NATIONAL

Submarine purchase from France runs into rough weather

Paris Dec. 7. An approximately 1.8-billion Euro contract for the purchase of six Scorpene submarines from France that was to have been finalised in October has run into heavy weather, informed sources said here.

Last June, India had announced that it would order three diesel-electric (SSK) Scorpene submarines from France and take an option on a further three. Protracted negotiations under way with DCN, builders of the French sub and its partners in the Scorpene programme, Izar and Thales, could have run into some last-minute glitches, according to defence industry sources in Paris.

A framework agreement covering the deal was signed during a meeting of the India-France High Committee on defence production, chaired by the Defence Secretary, Yogendra Narain, and the Special Representative of the French Defence Minister, Bernard Ouvrieux, last June.

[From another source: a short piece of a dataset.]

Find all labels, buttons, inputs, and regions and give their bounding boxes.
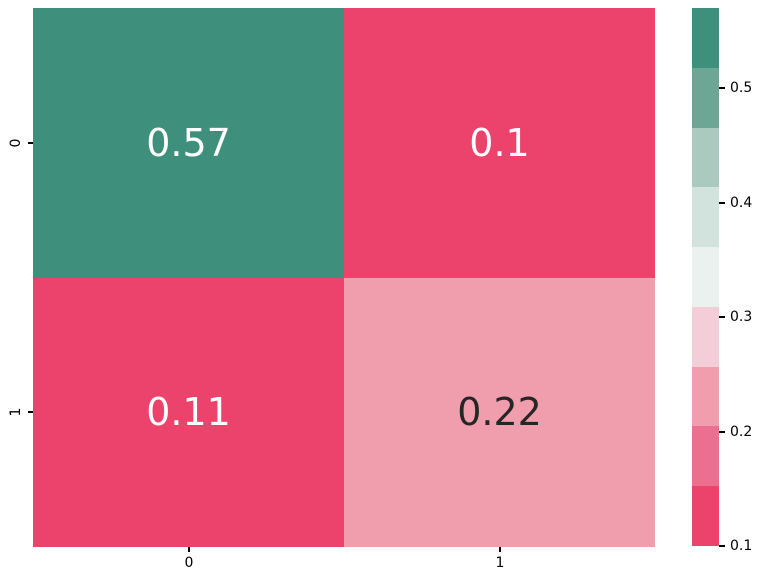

The French would like to have the deal wrapped up in time for a formal announcement during the visit to India by the French Prime Minister, Jean-Pierre Raffarin, next February. Mr. Raffarin will be accompanied by five senior Ministers, including the Defence Minister, Michelle Alliot Marie, and the Finance Minister, Francis Mer.

When finalised, the contract will be the biggest ever order for the Indian Navy's shipyards at Mazagon Docks in Mumbai. Each submarine is expected to cost $ 300 million. The defence electronics group, Thales, prime contractor for the operation, has already signed an agreement with Mazagon Docks for a transfer of technology so that the submarines can be built in India.

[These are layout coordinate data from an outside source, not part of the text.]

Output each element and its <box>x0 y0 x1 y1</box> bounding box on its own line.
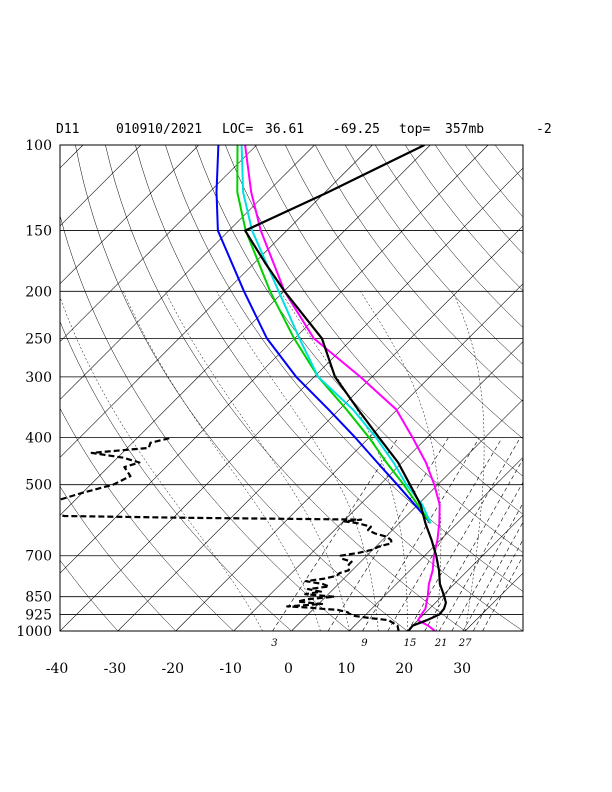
mixing-ratio-line <box>438 481 523 631</box>
pressure-label: 300 <box>25 370 52 386</box>
mixing-ratio-labels: 3 9 15 21 27 <box>271 638 472 649</box>
isotherm-line <box>60 145 142 227</box>
chart-header: D11 010910/2021 LOC= 36.61 -69.25 top= 3… <box>56 122 552 137</box>
moist-adiabat-line <box>280 291 408 631</box>
dry-adiabat-line <box>285 145 523 440</box>
header-top-label: top= <box>399 122 430 137</box>
isotherm-line <box>175 283 523 631</box>
profiles <box>60 145 447 631</box>
isotherm-line <box>60 145 431 516</box>
dry-adiabat-line <box>434 145 523 255</box>
temperature-labels: -40 -30 -20 -10 0 10 20 30 <box>46 661 471 677</box>
mixing-ratio-line <box>387 437 503 631</box>
moist-adiabat-line <box>60 296 263 631</box>
series-dewpoint-line <box>60 436 400 631</box>
dry-adiabat-line <box>344 145 523 365</box>
pressure-label: 400 <box>25 431 52 447</box>
series-temperature-line <box>244 145 447 631</box>
isotherm-line <box>291 399 523 631</box>
mixing-ratio-line <box>424 458 523 631</box>
mixing-ratio-label: 3 <box>271 638 277 649</box>
dry-adiabat-line <box>105 145 466 631</box>
isotherm-line <box>581 145 612 631</box>
isotherm-line <box>60 145 315 400</box>
series-blue-line <box>215 145 432 524</box>
series-cyan-line <box>240 145 432 524</box>
mixing-ratio-line <box>462 521 523 631</box>
isotherm-line <box>60 145 373 458</box>
dry-adiabat-line <box>60 214 350 631</box>
pressure-label: 250 <box>25 331 52 347</box>
isotherm-line <box>233 341 523 631</box>
header-extra: -2 <box>536 122 552 137</box>
isotherm-line <box>60 145 257 343</box>
dry-adiabat-line <box>494 145 523 181</box>
dry-adiabat-line <box>60 559 119 631</box>
mixing-ratio-line <box>362 437 480 631</box>
dry-adiabat-line <box>464 145 523 218</box>
mixing-ratio-label: 15 <box>404 638 417 649</box>
dry-adiabat-line <box>374 145 523 328</box>
isotherm-line <box>60 167 523 631</box>
moist-adiabat-line <box>452 291 485 631</box>
temperature-label: -40 <box>46 661 69 677</box>
header-lon: -69.25 <box>333 122 380 137</box>
temperature-label: 20 <box>395 661 413 677</box>
isotherm-line <box>407 514 523 631</box>
pressure-label: 700 <box>25 549 52 565</box>
pressure-label: 200 <box>25 284 52 300</box>
mixing-ratio-label: 9 <box>361 638 368 649</box>
mixing-ratio-label: 27 <box>458 638 472 649</box>
pressure-label: 1000 <box>16 624 52 640</box>
pressure-label: 925 <box>25 608 52 624</box>
isotherm-line <box>349 456 523 631</box>
isotherm-line <box>522 630 523 631</box>
series-magenta-line <box>244 145 441 631</box>
dry-adiabat-line <box>585 145 612 631</box>
header-datetime: 010910/2021 <box>116 122 202 137</box>
header-lat: 36.61 <box>265 122 304 137</box>
dry-adiabat-line <box>525 145 612 631</box>
isotherm-line <box>464 572 523 631</box>
temperature-label: 10 <box>337 661 355 677</box>
mixing-ratio-line <box>482 555 523 631</box>
mixing-ratio-line <box>451 502 523 631</box>
header-top-value: 357mb <box>445 122 484 137</box>
dry-adiabat-line <box>555 145 612 631</box>
header-loc-label: LOC= <box>222 122 253 137</box>
plot-frame <box>59 144 524 632</box>
header-station: D11 <box>56 122 79 137</box>
mixing-ratio-line <box>272 437 399 631</box>
pressure-label: 150 <box>25 224 52 240</box>
pressure-label: 100 <box>25 138 52 154</box>
isotherm-line <box>60 145 489 574</box>
temperature-label: -30 <box>104 661 127 677</box>
mixing-ratio-line <box>407 437 521 631</box>
pressure-label: 850 <box>25 590 52 606</box>
mixing-ratio-line <box>472 539 523 631</box>
temperature-label: -10 <box>219 661 242 677</box>
temperature-label: 0 <box>284 661 293 677</box>
pressure-label: 500 <box>25 478 52 494</box>
dry-adiabat-line <box>314 145 523 402</box>
series-green-line <box>236 145 432 524</box>
isotherm-line <box>60 145 199 285</box>
isotherm-line <box>117 225 523 631</box>
temperature-label: 30 <box>453 661 471 677</box>
temperature-label: -20 <box>161 661 184 677</box>
moist-adiabat-line <box>216 291 379 631</box>
mixing-ratio-label: 21 <box>434 638 448 649</box>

Under the agreement, the submarines will be built at the Mazagon Dockyards and India's Department for Defence Production and Supplies is chalking out the transfer of technology agreement.

India will need to replace its submarines in six years. The Scorpene's design, which allows for the installation of a small nuclear reactor, has been a persuasive factor in its favour since India would like to add a naval arm to its nuclear deterrence.

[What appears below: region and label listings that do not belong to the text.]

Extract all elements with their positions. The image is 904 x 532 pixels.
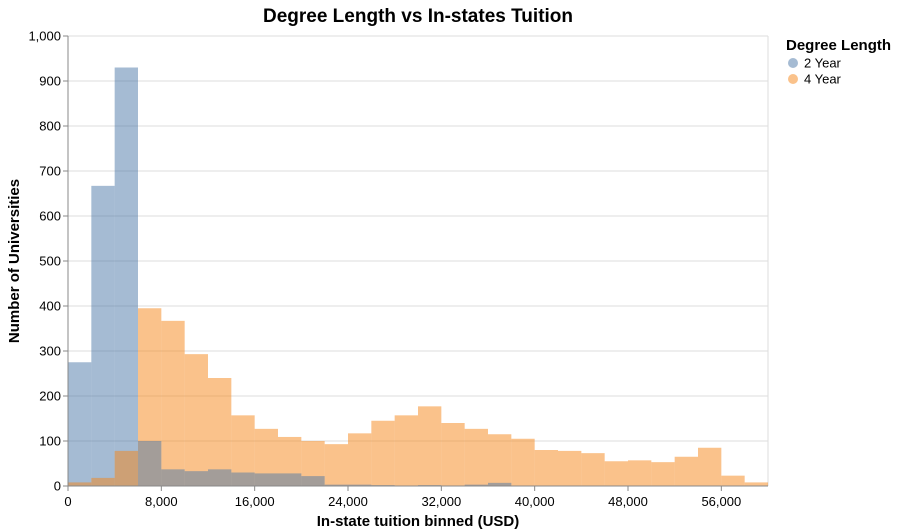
bar-series-2-bin-5 [254, 473, 278, 486]
x-tick-label-1: 8,000 [145, 494, 178, 509]
bar-series-1-bin-28 [721, 475, 745, 486]
series-2-year-tail-bars [138, 441, 512, 486]
bar-series-2-bin-2 [184, 471, 208, 486]
x-tick-label-3: 24,000 [328, 494, 368, 509]
x-axis-ticks: 0 8,000 16,000 24,000 32,000 40,000 48,000 56,0… [64, 486, 741, 509]
bar-series-1-bin-17 [464, 428, 488, 486]
y-tick-label-7: 700 [39, 164, 61, 179]
legend-label-1: 4 Year [804, 72, 842, 87]
bar-series-1-bin-26 [674, 456, 698, 486]
bar-series-2-bin-1 [161, 469, 185, 486]
chart-title: Degree Length vs In-states Tuition [263, 6, 573, 27]
bar-series-1-bin-27 [698, 447, 722, 486]
bar-series-2-bin-6 [278, 473, 302, 486]
x-tick-label-6: 48,000 [608, 494, 648, 509]
y-tick-label-1: 100 [39, 434, 61, 449]
bar-series-0-bin-2 [114, 67, 138, 486]
bar-series-2-bin-8 [324, 484, 348, 486]
bar-series-1-bin-16 [441, 423, 465, 486]
x-tick-label-7: 56,000 [701, 494, 741, 509]
y-tick-label-10: 1,000 [28, 29, 61, 44]
bar-series-2-bin-12 [464, 484, 488, 486]
bar-series-0-bin-0 [68, 362, 92, 486]
y-tick-label-0: 0 [54, 479, 61, 494]
bar-series-1-bin-21 [558, 450, 582, 486]
y-tick-label-9: 900 [39, 74, 61, 89]
x-tick-label-0: 0 [64, 494, 71, 509]
x-tick-label-2: 16,000 [235, 494, 275, 509]
bar-series-1-bin-15 [418, 406, 442, 486]
bar-series-1-bin-14 [394, 415, 418, 486]
bar-series-2-bin-13 [488, 482, 512, 486]
y-tick-label-4: 400 [39, 299, 61, 314]
bar-series-1-bin-2 [114, 450, 138, 486]
y-tick-label-6: 600 [39, 209, 61, 224]
legend-swatch-0 [788, 58, 798, 68]
y-axis-ticks: 0 100 200 300 400 500 600 700 800 900 1,000 [28, 29, 68, 494]
bar-series-1-bin-10 [301, 441, 325, 486]
bar-series-2-bin-3 [208, 469, 232, 486]
y-axis-title: Number of Universities [6, 179, 23, 343]
bar-series-1-bin-7 [231, 415, 255, 486]
bar-series-0-bin-1 [91, 185, 115, 486]
legend-title: Degree Length [786, 37, 891, 54]
bar-series-2-bin-4 [231, 472, 255, 486]
bar-series-1-bin-13 [371, 420, 395, 486]
bar-series-1-bin-22 [581, 453, 605, 486]
series-4-year-bars [68, 308, 768, 486]
bar-series-2-bin-0 [138, 441, 162, 486]
bar-series-1-bin-5 [184, 354, 208, 486]
bar-series-1-bin-20 [534, 450, 558, 486]
legend-label-0: 2 Year [804, 56, 842, 71]
bar-series-1-bin-1 [91, 477, 115, 486]
legend-swatch-1 [788, 74, 798, 84]
bar-series-1-bin-19 [511, 438, 535, 486]
y-tick-label-2: 200 [39, 389, 61, 404]
y-tick-label-8: 800 [39, 119, 61, 134]
bar-series-1-bin-6 [208, 378, 232, 486]
bar-series-1-bin-4 [161, 320, 185, 486]
bar-series-1-bin-24 [628, 460, 652, 486]
y-tick-label-3: 300 [39, 344, 61, 359]
y-tick-label-5: 500 [39, 254, 61, 269]
bar-series-1-bin-0 [68, 482, 92, 486]
bar-series-1-bin-25 [651, 462, 675, 486]
series-2-year-bars [68, 67, 138, 486]
bar-series-1-bin-29 [744, 482, 768, 486]
bar-series-1-bin-23 [604, 461, 628, 486]
bar-series-1-bin-8 [254, 428, 278, 486]
bar-series-2-bin-7 [301, 476, 325, 486]
bar-series-2-bin-9 [348, 484, 372, 486]
bar-series-1-bin-12 [348, 433, 372, 486]
x-tick-label-5: 40,000 [515, 494, 555, 509]
bar-series-1-bin-11 [324, 444, 348, 486]
x-axis-title: In-state tuition binned (USD) [317, 513, 519, 530]
bar-series-1-bin-18 [488, 434, 512, 486]
x-tick-label-4: 32,000 [421, 494, 461, 509]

The Indian Navy leased a nuclear submarine from Russia in the 1990s to train personnel in the operation of nuclear subs.

Ironically, the French have scored a coup, selling submarines to both India and Pakistan. Any attempts to describe this as encouraging the Indo-Pakistan arms race is brushed aside by French officials.

India and the French-led consortium began negotiations for the Scorpene package some two years ago with New Delhi insisting on technology transfer to build the six submarines in India. New Delhi was reportedly unhappy with the French for the sale of one Agosta 90B submarine, PNS Khalid, to Pakistan and the transfer of technology for two more such vessels with AIP systems.

Pakistan's submarine programme received a severe setback last year when eleven French naval engineers working on the assemblage of the Agosta 90B submarines were killed in a terrorist attack.

Since then, the programme has come to a halt as engineers and other personnel have refused to serve in Karachi.

In defence circles, there is a lively debate as to which of the two subs — the Agosta 90B or the newer Scorpene — is the deadlier weapon.

The Scorpene (SSK) can be fitted with a small nuclear reactor but is a non-nuclear version of the French nuclear SSBN. It is considered an eavesdropping sub par excellence. Its electronic sensors include a passive long-range cylindrical sonar, interception sonar, active sonar, distributed sonar, flank antennae, and high- resolution sonar for detecting mines and obstacles. It is not known whether India has been able to obtain Blackshark missiles as part of the package.

Equally, the Scorpene has been designed with an anaerobic propulsion system with a steam turbine that uses ethanol with liquid oxygen as its fuel in a specific chamber. The system represents a technological innovation because of its easy and safe installation and handling since it feeds from a conventional steam installation. The Agosta, on the other hand, comes armed with the SM-39 Exocet submarine-launched anti-ship missiles (AshM) with a range of 50 km.

Launched from beneath the surface, an AShM gives a submarine valuable manoeuvring time after firing the missile and is inherently more dangerous than a torpedo.